Na tarde e noite deste sábado (29), um conjunto de coletivos políticos, culturais, artísticos e militantes autônomos se reúnem no skate park da rua da Aurora, no centro do Recife, para relembrar e debater, 20 anos depois, sobre as revoltas do transporte do Recife, movimento que eclodiu em 2005 e incendiou a luta contra o aumento das tarifas de ônibus da capital pernambucana. A programação tem início às 14 horas, com rodas de diálogo, shows musicais, batalha de rap e apresentações artísticas. O skate park fica em frente ao nº 1.139, na rua da Aurora, bairro da Boa Vista.

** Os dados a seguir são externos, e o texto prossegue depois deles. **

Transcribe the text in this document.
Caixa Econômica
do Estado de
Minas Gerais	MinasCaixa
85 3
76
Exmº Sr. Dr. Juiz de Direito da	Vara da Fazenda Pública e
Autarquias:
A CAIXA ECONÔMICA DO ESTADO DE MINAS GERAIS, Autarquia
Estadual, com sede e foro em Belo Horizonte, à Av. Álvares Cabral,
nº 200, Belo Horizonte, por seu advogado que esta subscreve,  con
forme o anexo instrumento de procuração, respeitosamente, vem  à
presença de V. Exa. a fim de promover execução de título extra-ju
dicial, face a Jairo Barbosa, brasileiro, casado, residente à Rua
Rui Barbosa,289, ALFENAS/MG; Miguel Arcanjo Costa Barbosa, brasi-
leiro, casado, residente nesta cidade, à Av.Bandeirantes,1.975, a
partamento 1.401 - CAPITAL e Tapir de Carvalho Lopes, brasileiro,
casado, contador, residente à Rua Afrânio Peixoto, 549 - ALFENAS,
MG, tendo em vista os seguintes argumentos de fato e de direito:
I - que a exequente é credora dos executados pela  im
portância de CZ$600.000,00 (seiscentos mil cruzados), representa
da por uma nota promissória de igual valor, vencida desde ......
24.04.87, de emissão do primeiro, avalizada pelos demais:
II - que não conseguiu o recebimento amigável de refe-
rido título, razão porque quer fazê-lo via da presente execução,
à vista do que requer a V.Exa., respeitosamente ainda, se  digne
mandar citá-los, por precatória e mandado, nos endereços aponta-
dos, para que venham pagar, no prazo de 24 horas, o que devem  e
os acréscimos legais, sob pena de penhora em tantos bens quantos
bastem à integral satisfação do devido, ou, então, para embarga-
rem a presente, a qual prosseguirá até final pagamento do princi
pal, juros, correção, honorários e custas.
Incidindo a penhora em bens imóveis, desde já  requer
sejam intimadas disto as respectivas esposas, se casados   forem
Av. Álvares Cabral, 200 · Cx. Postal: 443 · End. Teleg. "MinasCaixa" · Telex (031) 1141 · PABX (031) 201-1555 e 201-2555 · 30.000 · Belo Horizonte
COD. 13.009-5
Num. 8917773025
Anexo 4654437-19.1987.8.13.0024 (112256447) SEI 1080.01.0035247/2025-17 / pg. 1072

O encontro destaca que, muito antes da onda de protestos de 2013 e de mobilizações como Ocupe Estelita, já havia uma juventude recifense tomando as ruas contra as catracas e os reajustes abusivos nas tarifas de transporte. Naquele ano de 2005, a atuação conjunta de coletivos independentes, movimentos anarquistas, grupos de hip hop, punks e comunicadores populares desencadeou numa das primeiras grandes vitórias contemporâneas da luta da juventude contra as catracas. Esse marco político impediu o aumento da passagem, ampliou o debate sobre transporte público gratuito e impulsionou novas formas organizativas na cidade.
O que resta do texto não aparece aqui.